Where are there bonfires in Santa Cruz?
Unlike other years, the Local Police did not receive warning calls for the bonfires, but dozens of neighbors went to claim information on where to go to see the bonfires.
And it is that the prohibitions took their toll on the bonfires: from the 80 years ago to the 35 that were set up this Friday, constituting the Southwest District in the capital of bonfires in Santa Cruz, with the permission of María Jiménez.
The Local Police, which mobilized some thirty agents and commanders for this operation, supervised some twenty, to which were added some fifteen who quickly and ran at the last minute to comply with tradition.
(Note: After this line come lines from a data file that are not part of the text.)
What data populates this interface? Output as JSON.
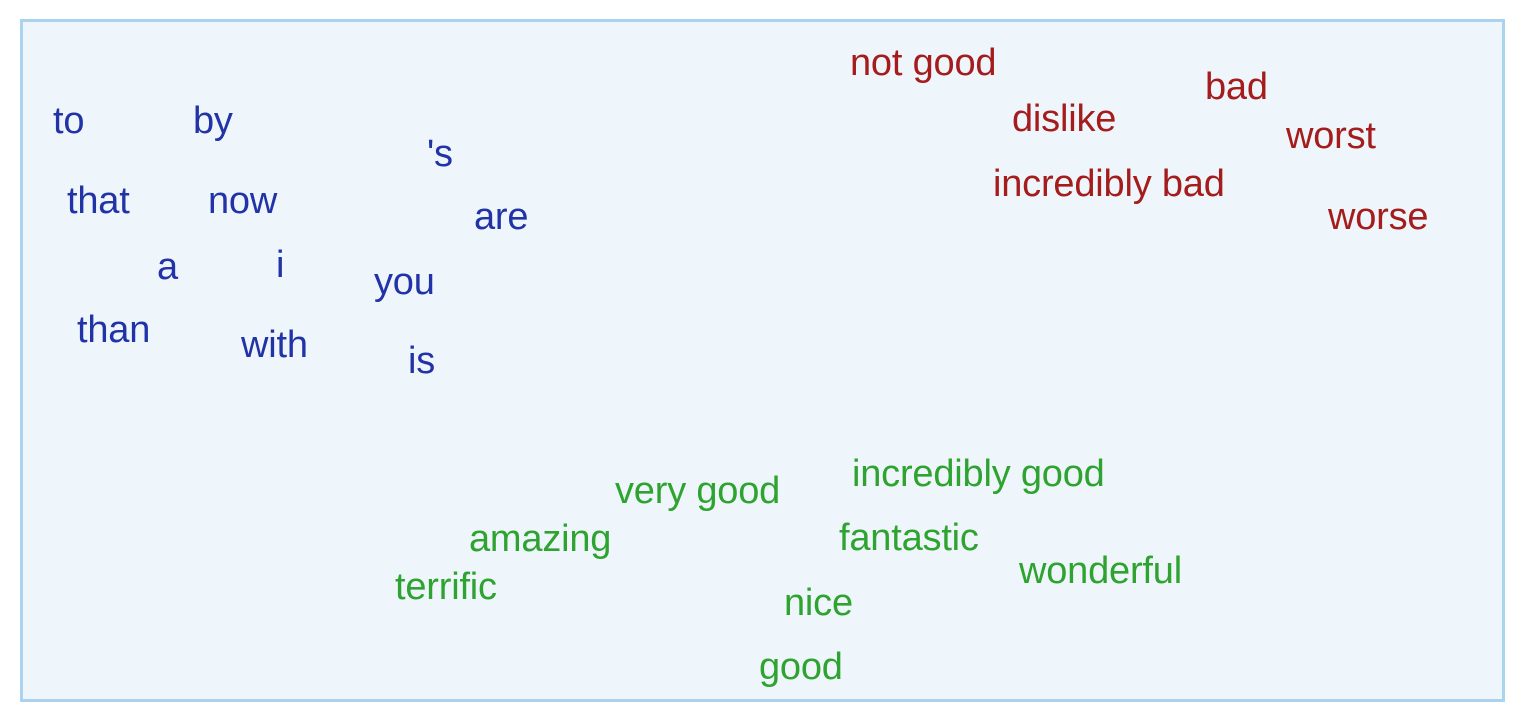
{
  "figure": {
    "neutral_words": [
      "to",
      "by",
      "'s",
      "that",
      "now",
      "are",
      "a",
      "i",
      "you",
      "than",
      "with",
      "is"
    ],
    "negative_words": [
      "not good",
      "bad",
      "dislike",
      "worst",
      "incredibly bad",
      "worse"
    ],
    "positive_words": [
      "very good",
      "incredibly good",
      "amazing",
      "fantastic",
      "terrific",
      "wonderful",
      "nice",
      "good"
    ]
  },
  "colors": {
    "neutral": "#2133a6",
    "negative": "#a41c1c",
    "positive": "#2fa32f",
    "panel_background": "#eef6fc",
    "panel_border": "#a9d3ee"
  }
}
Among those officially registered in the registry opened by the Security area, in the Southwest a dozen were installed in the streets of El Guincho with Jable; Noreiba, Abeto and Loas; Bimbache, Pestiño, Ciprés, Azahar, Nuez, Autodate, El Quinceh, Simún and on the road to Saint Mary of the Seaat the height of the bus stop.
Among the classic altars of San Juan, the families that crowded into Pestiño street; or on the road to Punta Anaga, to El Draguillo… And called to capitalize on the festivity of the bonfires, Acorán.
This nucleus of the Southwest was born as a dormitory neighborhood and over the years it has fed the feeling of town since a neighborhood association was established in 2020. From there, the councilor for the Southwest, Javier Rivero, provided support in the first celebration so that the residents had chairs, tables and even a folkloric group, an atmosphere that was recreated this edition with music due to the haste to contract for the coincidence of the constitution of the new city council after the last electoral appointment.
Even so, Acorán started the countdown last night to convert this nucleus as a reference in the festival of San Juan not only in the Southwest but in all of Santa Cruz. By 2024, the first edition will be held with the same entity as the patronal festival of any other area of the place to celebrate: San Juan de Acorán.
Faced with this boom in the Southwest, the festivities that were once held in the Las Teresitas beach they went down in history, as far as yesterday was reached without any traffic mishap, an enclave orphaned yesterday of tradition, as happened in other enclaves of the capital of Tenerife where San Juan was relegated to oblivion.
Bonfires but no concert
Other points of the Tenerife geography also had bonfires, although without great excesses. In Puerto de la Cruz they were left with honey on their lips by not having their traditional concert held, but there were bonfires on the beach. For today another year is planned in the surroundings of the fishing pier the tradition of the Bath of Goats in the Sea, organized by the Association of Friends of the Bath of Goats in the Sea and that together with the City Council celebrates one of the hallmarks of the municipality that goes back almost a century, as reported by the City Council of Porto in the days prior to these deep-rooted acts.